Countries with a coordinated national strategy for rolling out broadband are making significantly faster progress than those taking a more laissez-faire approach to broadband development, according to a new report.
The research, conducted by the International Telecommunication Union (ITU), together with the Broadband Commission for Digital Development and Cisco, indicates that countries with a national broadband plan have fixed broadband penetration some 8.7 percent higher on average than countries without plans.
Once the potential impact of factors like higher average income per capita, market concentration and urbanisation are discounted, countries with plans benefit from fixed broadband penetration on average 2.5 percent higher than countries without plans, according to the report.
In mobile, the impact is almost as significant. Countries with national broadband plans have mobile broadband penetration some 7.4 percent higher on average than countries without plans.
The report also acknowledges the role of market competition in boosting uptake. Broadband penetration in competitive markets is 1.4 percent higher on average for fixed broadband and up to 26.5 percent higher on average for mobile broadband.
"The Broadband Commission's message about the power of broadband to transform each and every economic sector is now gaining global traction," said ITU Secretary-General, Dr Hamadoun I. Toure.
"Governments are realising that broadband networks are not just vital to national competitiveness, but to the delivery of education, healthcare, public utilities like energy and water, environmental management, and a whole host of government services.
"Broadband is the key enabler not just of human interaction, but of the machine-to-machine communications systems that will underpin tomorrow's world."
The report states that there are currently 134 national broadband plans in force. Plans may take the form of legislation, policy frameworks, government strategy or regulations, but all share a common emphasis on the vital role of broadband in underpinning national competitiveness.

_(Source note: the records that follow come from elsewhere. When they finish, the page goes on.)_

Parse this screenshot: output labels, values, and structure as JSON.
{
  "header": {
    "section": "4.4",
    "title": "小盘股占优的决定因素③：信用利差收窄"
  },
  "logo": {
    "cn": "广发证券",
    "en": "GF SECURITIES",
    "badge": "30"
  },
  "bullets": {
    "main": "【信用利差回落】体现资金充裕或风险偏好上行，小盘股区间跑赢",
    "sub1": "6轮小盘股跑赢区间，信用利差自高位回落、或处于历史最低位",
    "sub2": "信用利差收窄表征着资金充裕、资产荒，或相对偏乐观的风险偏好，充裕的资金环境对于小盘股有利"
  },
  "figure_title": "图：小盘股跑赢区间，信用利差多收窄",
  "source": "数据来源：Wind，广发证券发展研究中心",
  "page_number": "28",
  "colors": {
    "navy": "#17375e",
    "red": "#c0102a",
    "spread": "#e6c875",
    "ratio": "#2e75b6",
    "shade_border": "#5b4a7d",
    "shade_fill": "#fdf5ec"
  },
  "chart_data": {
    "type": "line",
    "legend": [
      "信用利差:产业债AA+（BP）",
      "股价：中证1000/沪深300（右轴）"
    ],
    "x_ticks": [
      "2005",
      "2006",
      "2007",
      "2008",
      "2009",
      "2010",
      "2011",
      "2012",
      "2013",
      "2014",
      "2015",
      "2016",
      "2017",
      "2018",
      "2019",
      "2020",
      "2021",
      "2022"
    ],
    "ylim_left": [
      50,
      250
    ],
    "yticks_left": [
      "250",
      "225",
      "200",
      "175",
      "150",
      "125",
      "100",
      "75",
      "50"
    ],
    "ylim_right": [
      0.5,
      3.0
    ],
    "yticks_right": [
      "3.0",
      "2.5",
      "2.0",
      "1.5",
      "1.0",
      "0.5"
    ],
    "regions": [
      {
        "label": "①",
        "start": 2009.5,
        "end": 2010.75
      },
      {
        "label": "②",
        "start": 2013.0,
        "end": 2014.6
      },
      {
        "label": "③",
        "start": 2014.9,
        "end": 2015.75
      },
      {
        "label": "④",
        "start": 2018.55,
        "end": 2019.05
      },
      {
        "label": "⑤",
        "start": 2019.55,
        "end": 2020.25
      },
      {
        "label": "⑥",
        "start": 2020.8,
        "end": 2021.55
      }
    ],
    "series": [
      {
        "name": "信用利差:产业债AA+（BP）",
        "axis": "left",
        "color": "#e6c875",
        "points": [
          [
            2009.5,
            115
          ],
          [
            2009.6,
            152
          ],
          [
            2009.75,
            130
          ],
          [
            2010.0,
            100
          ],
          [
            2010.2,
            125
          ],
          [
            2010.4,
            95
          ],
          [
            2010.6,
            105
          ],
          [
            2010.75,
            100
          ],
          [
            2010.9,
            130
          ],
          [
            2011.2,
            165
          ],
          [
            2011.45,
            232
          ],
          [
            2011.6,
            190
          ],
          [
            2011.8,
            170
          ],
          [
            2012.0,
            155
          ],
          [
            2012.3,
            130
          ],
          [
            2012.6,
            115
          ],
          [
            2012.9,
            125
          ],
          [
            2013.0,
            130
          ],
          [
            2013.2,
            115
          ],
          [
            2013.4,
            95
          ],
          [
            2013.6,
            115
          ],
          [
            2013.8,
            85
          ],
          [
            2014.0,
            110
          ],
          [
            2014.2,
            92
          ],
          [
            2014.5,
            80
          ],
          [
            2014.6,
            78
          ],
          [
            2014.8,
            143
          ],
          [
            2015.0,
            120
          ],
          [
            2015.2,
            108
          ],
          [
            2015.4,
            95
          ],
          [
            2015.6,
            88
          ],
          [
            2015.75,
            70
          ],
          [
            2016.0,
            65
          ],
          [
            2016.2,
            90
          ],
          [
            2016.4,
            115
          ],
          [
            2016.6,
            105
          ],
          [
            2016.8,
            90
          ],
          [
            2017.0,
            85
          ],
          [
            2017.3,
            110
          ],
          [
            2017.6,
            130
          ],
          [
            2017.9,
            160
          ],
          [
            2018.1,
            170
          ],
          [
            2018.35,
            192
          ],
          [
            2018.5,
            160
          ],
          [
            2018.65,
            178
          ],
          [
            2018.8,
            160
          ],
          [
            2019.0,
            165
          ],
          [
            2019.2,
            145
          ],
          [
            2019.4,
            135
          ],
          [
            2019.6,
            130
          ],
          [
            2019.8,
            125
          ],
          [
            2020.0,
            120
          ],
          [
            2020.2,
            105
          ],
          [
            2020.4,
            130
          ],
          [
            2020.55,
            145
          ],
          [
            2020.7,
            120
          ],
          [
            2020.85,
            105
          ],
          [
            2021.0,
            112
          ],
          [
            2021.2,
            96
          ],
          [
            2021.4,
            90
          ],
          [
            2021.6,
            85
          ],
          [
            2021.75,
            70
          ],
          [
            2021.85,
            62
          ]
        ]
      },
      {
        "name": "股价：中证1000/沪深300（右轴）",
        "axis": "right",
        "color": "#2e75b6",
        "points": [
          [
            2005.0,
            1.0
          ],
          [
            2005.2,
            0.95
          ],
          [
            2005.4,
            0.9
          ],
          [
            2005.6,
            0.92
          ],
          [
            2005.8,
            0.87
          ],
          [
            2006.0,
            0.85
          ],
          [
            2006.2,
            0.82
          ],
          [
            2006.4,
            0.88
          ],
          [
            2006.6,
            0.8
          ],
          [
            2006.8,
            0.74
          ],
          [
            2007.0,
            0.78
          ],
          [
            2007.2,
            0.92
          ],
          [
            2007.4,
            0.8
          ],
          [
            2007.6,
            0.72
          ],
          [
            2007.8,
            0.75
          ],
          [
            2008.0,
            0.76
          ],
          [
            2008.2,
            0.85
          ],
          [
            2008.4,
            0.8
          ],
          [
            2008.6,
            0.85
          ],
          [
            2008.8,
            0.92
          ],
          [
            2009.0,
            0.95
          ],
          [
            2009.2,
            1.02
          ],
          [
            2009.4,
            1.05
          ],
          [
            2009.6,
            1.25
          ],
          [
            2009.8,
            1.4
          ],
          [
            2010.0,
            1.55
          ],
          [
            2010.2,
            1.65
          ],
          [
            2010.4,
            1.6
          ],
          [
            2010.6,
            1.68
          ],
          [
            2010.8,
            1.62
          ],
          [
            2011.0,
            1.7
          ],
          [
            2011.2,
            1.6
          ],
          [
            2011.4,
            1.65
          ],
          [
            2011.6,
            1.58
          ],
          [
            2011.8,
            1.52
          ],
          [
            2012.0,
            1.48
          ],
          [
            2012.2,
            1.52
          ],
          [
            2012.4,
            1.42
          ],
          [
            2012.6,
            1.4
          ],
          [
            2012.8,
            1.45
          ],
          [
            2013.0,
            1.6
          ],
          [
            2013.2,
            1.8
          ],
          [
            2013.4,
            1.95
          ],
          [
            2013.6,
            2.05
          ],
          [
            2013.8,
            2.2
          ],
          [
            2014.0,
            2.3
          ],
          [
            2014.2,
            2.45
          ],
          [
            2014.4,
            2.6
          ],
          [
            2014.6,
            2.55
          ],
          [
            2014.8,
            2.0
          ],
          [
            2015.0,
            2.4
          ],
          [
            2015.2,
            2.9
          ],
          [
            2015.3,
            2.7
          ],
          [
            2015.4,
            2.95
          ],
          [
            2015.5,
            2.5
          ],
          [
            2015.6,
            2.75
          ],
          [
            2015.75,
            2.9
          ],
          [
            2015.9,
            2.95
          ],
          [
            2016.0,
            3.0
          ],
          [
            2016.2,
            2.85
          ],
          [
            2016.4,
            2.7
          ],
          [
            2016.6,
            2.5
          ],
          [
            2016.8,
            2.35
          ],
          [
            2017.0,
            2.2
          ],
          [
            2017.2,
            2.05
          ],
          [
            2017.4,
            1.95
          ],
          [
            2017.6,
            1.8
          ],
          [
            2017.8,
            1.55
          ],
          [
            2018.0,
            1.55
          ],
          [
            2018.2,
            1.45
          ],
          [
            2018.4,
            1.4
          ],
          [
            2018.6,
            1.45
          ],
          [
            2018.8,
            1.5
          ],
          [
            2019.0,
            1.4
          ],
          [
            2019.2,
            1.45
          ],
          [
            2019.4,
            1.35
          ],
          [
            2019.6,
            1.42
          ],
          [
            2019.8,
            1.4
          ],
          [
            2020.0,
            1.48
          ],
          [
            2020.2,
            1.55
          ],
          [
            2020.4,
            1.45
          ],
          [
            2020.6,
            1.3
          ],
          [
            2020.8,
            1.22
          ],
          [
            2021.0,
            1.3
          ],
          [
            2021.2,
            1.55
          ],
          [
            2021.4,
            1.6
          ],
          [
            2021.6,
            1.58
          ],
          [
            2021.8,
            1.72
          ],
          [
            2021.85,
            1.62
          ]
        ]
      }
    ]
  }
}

The full economic and social benefits are most likely to be realised where there is strong partnership between government and industry, and where governments engage in a consultative, participatory approach to policy in conjunction with key stakeholders, the report says.
"The role of policy is to set a vision for broadband development and ensure a level playing field which then allows for the best ideas to prosper," said Dr Robert Pepper, Vice President of Global Technology Policy for Cisco.
Last week the UK government announced plans to invest £250 million to extend superfast broadband provision from current coverage plans, in the hope that 95 per cent of UK premises will have access to superfast broadband by 2017.